Asked whether a series of recent arrests of political dissidents and legislation on civil society organizations and terrorism had “contributed to an atmosphere where people do not feel free to speak,” the prime minister responded: “Have you read the local newspapers? Do they mince their words about government?”

A multitude of private, political newspapers filled the newsstands in the capital, Addis Ababa–until November 2005. Then, in the midst of deadly unrest following disputed elections, authorities imprisoned the editors of these publications on antistate charges, blaming the violence on their headlines. The government either banned the titles or induced enough fear that printers were dissuaded from printing the newspapers.

When I put the prime minister’s response to Dawit Kebede, who launched the weekly Awramba Times after spending nine months in prison for his critical coverage in 2005, he chuckled softly. “The facts and his argument are totally opposite,” he said, citing self-censorship among the handful of authorized private newspapers venturing into current affairs coverage these days. “Before the 2005 elections, there were a lot of newspapers. Today, we can say there are may be two or three genuinely independent (political) newspapers for a population of 80 million.” Independent in this sense means media outlets not owned by the government or its supporters.

The comments of the prime minister (who, by the way, also told the Financial Times he wants to step down if his supporters will let him) are often out of step with his government’s actions. “I don’t think people have any qualms about criticizing the government or rejecting its policies, or expressing dissenting views in any way,” the business weekly Addis Fortune quoted him as saying in 2007. Yet, since then, the government has threatened, harassed, and imprisoned journalists, blocked the distribution of newspapers and access to Web sites. Speaking to Newsweek in April 2008, Zenawi said the government was enacting “a new press law that we very much hope will put our legislation on par with the best in the world.” Instead, the law was hastily passed with repressive statutes that fall well short of international standards.

In 2007, Zenawi declared that pardons issued to imprisoned journalists and dissidents showed the government had “no sense of revenge.” Its tolerance, though, is limited: The government has denied licenses to three publishers who were among those once imprisoned. 

Other independent journalists in Addis Ababa spoke to me on condition of anonymity for fear of government reprisals–a practice that has apparently become the norm for many of their sources. “If you want to interview a university lecturer (on a sensitive issue), one of the first things you hear is, ‘Don’t mention my name.
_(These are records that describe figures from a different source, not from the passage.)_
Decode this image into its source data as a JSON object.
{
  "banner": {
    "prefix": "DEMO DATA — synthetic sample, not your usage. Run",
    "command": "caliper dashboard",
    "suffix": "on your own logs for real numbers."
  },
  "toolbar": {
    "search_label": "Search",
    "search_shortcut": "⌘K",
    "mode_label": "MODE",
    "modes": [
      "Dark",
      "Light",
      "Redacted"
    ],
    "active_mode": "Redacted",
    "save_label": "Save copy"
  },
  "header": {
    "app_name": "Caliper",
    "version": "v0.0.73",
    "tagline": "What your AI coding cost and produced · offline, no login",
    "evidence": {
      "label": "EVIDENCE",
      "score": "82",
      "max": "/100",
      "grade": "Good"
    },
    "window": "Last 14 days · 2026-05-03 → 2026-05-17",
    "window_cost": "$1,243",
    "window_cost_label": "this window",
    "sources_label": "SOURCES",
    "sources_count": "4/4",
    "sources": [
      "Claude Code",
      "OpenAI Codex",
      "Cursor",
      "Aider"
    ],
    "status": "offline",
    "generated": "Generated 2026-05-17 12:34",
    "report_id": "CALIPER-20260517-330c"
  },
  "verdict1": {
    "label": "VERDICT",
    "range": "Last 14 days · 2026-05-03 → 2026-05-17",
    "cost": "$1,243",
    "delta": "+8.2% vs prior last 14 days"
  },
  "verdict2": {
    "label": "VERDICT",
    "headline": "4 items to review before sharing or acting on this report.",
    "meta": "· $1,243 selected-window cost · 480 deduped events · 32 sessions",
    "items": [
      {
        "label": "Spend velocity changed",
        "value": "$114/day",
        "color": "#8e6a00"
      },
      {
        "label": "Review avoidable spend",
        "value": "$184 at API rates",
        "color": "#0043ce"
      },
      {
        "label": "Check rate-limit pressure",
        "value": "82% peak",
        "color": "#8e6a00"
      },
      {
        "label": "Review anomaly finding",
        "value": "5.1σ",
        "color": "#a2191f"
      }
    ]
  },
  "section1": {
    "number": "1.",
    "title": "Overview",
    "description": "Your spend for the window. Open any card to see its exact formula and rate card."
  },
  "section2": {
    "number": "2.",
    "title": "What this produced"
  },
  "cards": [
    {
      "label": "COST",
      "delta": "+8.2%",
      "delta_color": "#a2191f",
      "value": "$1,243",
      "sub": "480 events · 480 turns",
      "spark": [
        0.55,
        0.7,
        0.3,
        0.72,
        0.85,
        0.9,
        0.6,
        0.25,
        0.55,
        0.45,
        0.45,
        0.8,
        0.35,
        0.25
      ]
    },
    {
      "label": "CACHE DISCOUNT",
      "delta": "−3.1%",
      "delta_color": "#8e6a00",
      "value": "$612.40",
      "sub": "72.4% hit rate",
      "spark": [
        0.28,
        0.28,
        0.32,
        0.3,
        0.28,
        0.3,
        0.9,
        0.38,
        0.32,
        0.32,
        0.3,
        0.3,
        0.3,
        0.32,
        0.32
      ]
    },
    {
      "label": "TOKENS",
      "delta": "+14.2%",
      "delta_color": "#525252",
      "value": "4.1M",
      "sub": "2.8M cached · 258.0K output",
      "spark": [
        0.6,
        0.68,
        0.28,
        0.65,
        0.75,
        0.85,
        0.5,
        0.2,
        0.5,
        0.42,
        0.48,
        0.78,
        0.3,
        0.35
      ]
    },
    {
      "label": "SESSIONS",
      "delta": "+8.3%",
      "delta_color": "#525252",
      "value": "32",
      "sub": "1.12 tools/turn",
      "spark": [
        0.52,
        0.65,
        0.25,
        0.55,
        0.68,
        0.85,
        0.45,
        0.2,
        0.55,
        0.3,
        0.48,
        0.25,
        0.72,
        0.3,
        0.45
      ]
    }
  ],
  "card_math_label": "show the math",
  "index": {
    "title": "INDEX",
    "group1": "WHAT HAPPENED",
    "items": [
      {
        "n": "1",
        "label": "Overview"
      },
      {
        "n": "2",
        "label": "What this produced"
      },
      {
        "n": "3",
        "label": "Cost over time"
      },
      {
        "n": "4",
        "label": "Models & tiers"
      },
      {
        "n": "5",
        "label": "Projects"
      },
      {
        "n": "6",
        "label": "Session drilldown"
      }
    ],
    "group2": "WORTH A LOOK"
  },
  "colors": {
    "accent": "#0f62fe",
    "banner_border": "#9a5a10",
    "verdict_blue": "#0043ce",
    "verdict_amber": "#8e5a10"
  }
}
I don’t want to say these things in public,'” according to one veteran reporter. “Always we say ‘person doesn’t want his name to be mentioned.’ It’s a challenge.” Another reporter told me that this practice has led some readers to doubt the credibility of stories in the newspapers. “The government always says they’re trying to be transparent and make a comfortable environment for media. Practically it’s not the case,” the veteran reporter said.